Click the image to open in full size.

Texas and Arkansas probably would have gone Union but for their economic dependence on the South. They almost did until Lincoln called for troops. Look at the connections between New Orleans and Richmond or even Charleston. One railroad from Chicago already had reached Winona, MN, but for building a bridge over the river. And even where a man could travel along a single rail on this map, he had to stop and switch railroads multiple times along the trip. The economic differences almost overrode the slavery issue, and some would assert that they did override those differences.

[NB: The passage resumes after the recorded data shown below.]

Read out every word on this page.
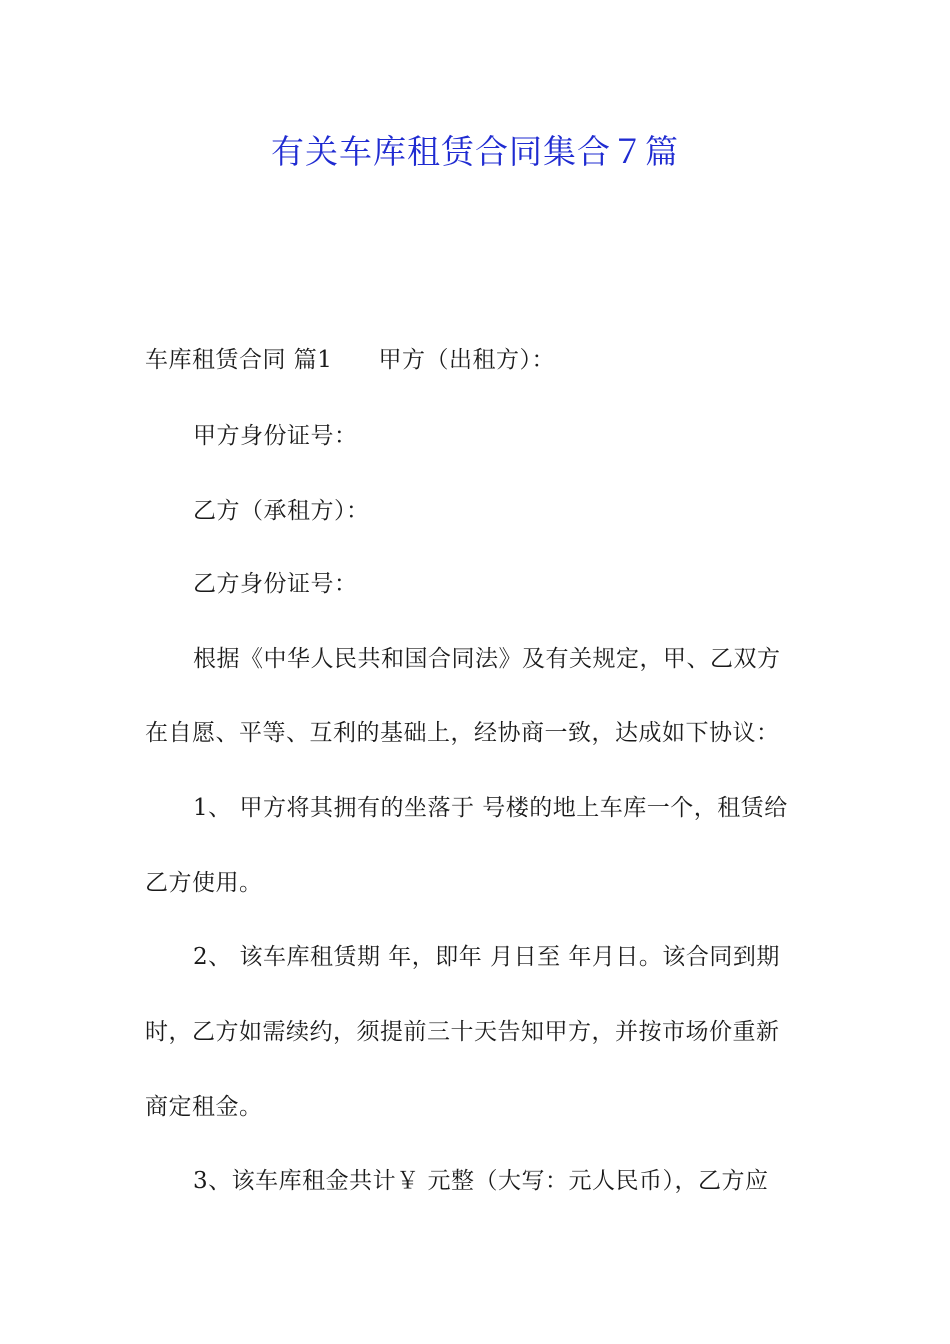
有关车库租赁合同集合７篇
车库租赁合同 篇1 甲方（出租方）：
甲方身份证号：
乙方（承租方）：
乙方身份证号：
根据《中华人民共和国合同法》及有关规定，甲、乙双方
在自愿、平等、互利的基础上，经协商一致，达成如下协议：
1、 甲方将其拥有的坐落于 号楼的地上车库一个，租赁给
乙方使用。
2、 该车库租赁期 年，即年 月日至 年月日。该合同到期
时，乙方如需续约，须提前三十天告知甲方，并按市场价重新
商定租金。
3、该车库租金共计￥ 元整（大写：元人民币），乙方应
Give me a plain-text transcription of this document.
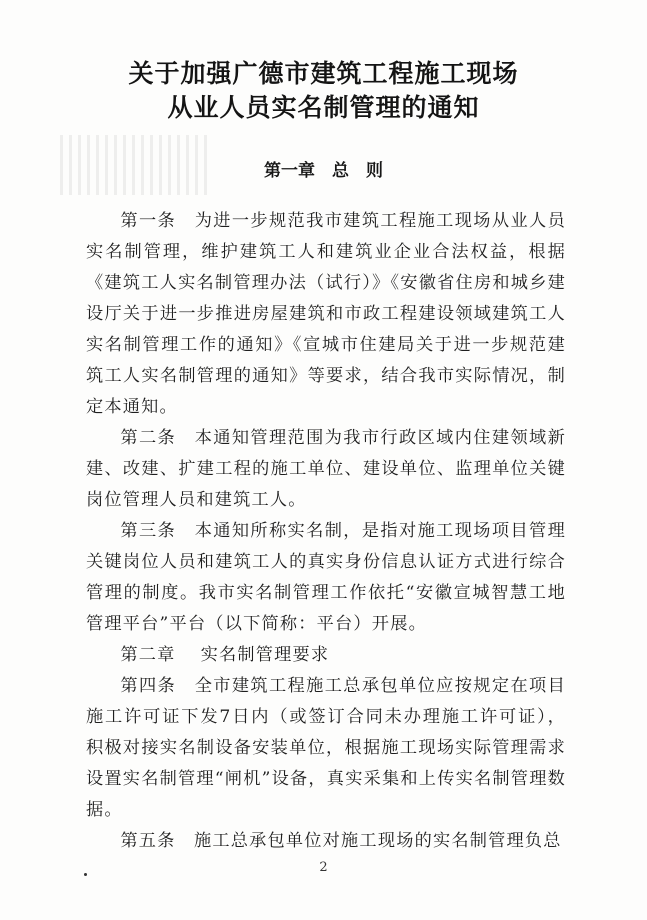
关于加强广德市建筑工程施工现场
从业人员实名制管理的通知
第一章　总　则

第一条　为进一步规范我市建筑工程施工现场从业人员实名制管理，维护建筑工人和建筑业企业合法权益，根据《建筑工人实名制管理办法（试行）》《安徽省住房和城乡建设厅关于进一步推进房屋建筑和市政工程建设领域建筑工人实名制管理工作的通知》《宣城市住建局关于进一步规范建筑工人实名制管理的通知》等要求，结合我市实际情况，制定本通知。

第二条　本通知管理范围为我市行政区域内住建领域新建、改建、扩建工程的施工单位、建设单位、监理单位关键岗位管理人员和建筑工人。

第三条　本通知所称实名制，是指对施工现场项目管理关键岗位人员和建筑工人的真实身份信息认证方式进行综合管理的制度。我市实名制管理工作依托“安徽宣城智慧工地管理平台”平台（以下简称：平台）开展。

第二章　 实名制管理要求

第四条　全市建筑工程施工总承包单位应按规定在项目施工许可证下发7日内（或签订合同未办理施工许可证），积极对接实名制设备安装单位，根据施工现场实际管理需求设置实名制管理“闸机”设备，真实采集和上传实名制管理数据。

第五条　施工总承包单位对施工现场的实名制管理负总

2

Another critical difference was the form of government. South Carolina in particular was a very aristocratic state. Jacksonian democracy was a sham in the Piedmont. This tied into slavery, sure. The state government was controlled in South Carolina by only 7% of the white population, those who had a large number of slaves. If the upper midwest had gone with the Confederacy they would have had even less say in Confederate Congress than they had in the U. S. congress.

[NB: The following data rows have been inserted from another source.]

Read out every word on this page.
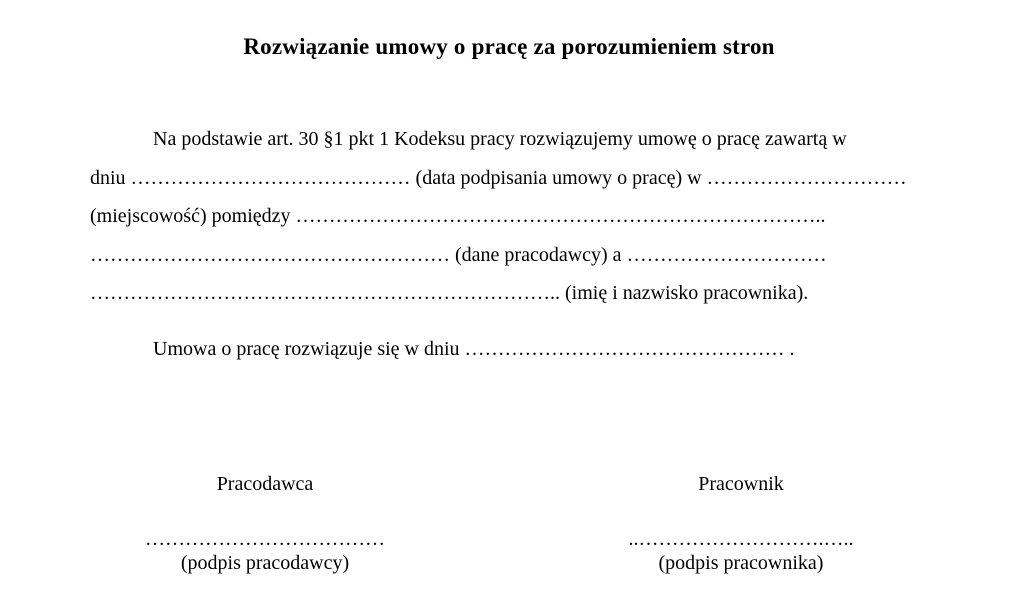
Rozwiązanie umowy o pracę za porozumieniem stron
Na podstawie art. 30 §1 pkt 1 Kodeksu pracy rozwiązujemy umowę o pracę zawartą w
dniu …………………………………… (data podpisania umowy o pracę) w …………………………
(miejscowość) pomiędzy ……………………………………………………………………..
……………………………………………… (dane pracodawcy) a …………………………
…………………………………………………………….. (imię i nazwisko pracownika).
Umowa o pracę rozwiązuje się w dniu ………………………………………… .
Pracodawca
………………………………
(podpis pracodawcy)
Pracownik
..……………………….…..
(podpis pracownika)
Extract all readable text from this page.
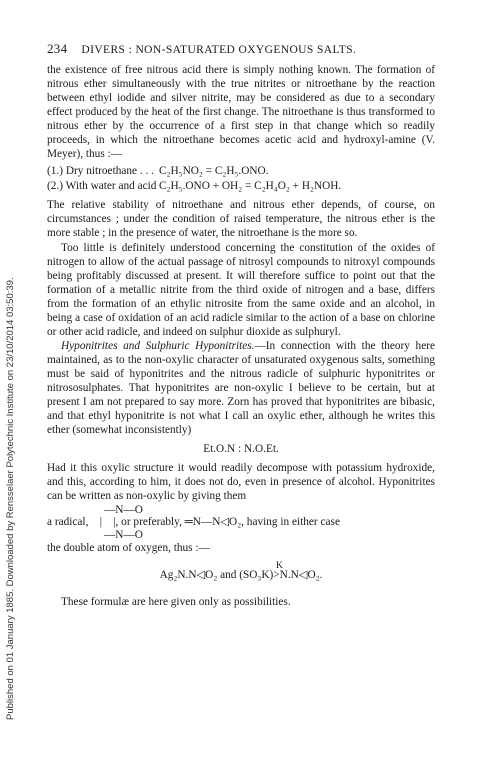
Published on 01 January 1885. Downloaded by Rensselaer Polytechnic Institute on 23/10/2014 03:50:39.
234 DIVERS : NON-SATURATED OXYGENOUS SALTS.

the existence of free nitrous acid there is simply nothing known. The formation of nitrous ether simultaneously with the true nitrites or nitroethane by the reaction between ethyl iodide and silver nitrite, may be considered as due to a secondary effect produced by the heat of the first change. The nitroethane is thus transformed to nitrous ether by the occurrence of a first step in that change which so readily proceeds, in which the nitroethane becomes acetic acid and hydroxyl-amine (V. Meyer), thus :—

(1.) Dry nitroethane . . . C₂H₅NO₂ = C₂H₅.ONO.
(2.) With water and acid C₂H₅.ONO + OH₂ = C₂H₄O₂ + H₂NOH.

The relative stability of nitroethane and nitrous ether depends, of course, on circumstances ; under the condition of raised temperature, the nitrous ether is the more stable ; in the presence of water, the nitroethane is the more so.

Too little is definitely understood concerning the constitution of the oxides of nitrogen to allow of the actual passage of nitrosyl compounds to nitroxyl compounds being profitably discussed at present. It will therefore suffice to point out that the formation of a metallic nitrite from the third oxide of nitrogen and a base, differs from the formation of an ethylic nitrosite from the same oxide and an alcohol, in being a case of oxidation of an acid radicle similar to the action of a base on chlorine or other acid radicle, and indeed on sulphur dioxide as sulphuryl.

Hyponitrites and Sulphuric Hyponitrites.—In connection with the theory here maintained, as to the non-oxylic character of unsaturated oxygenous salts, something must be said of hyponitrites and the nitrous radicle of sulphuric hyponitrites or nitrososulphates. That hyponitrites are non-oxylic I believe to be certain, but at present I am not prepared to say more. Zorn has proved that hyponitrites are bibasic, and that ethyl hyponitrite is not what I call an oxylic ether, although he writes this ether (somewhat inconsistently)

Et.O.N : N.O.Et.

Had it this oxylic structure it would readily decompose with potassium hydroxide, and this, according to him, it does not do, even in presence of alcohol. Hyponitrites can be written as non-oxylic by giving them

—N—O
a radical, |    |, or preferably, ═N—N◁O₂, having in either case
—N—O

the double atom of oxygen, thus :—

K
Ag₂N.N◁O₂ and (SO₃K)>N.N◁O₂.

These formulæ are here given only as possibilities.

Arizona did in fact have an Arizona Confederate Territorial faction. Because they were more economically dependent on the South. The Oklahomans contributed Indians to both sides. Again they had economic connections to the South. Missouri, which had a plantation economy along the Missouri River between St. Louis and Kansas City but remained Loyal above and below the river. They and the other three border states remained Union in spite of the fact that they were slave states.

Davis had a valid POV when he pointed to sectional differences, including but not restricted to slavery, between the two sections. Slavery was abolished, "as a war measure" said Lincoln, but the sectional differences remained in a weakened form until the migrations of the depression and war years.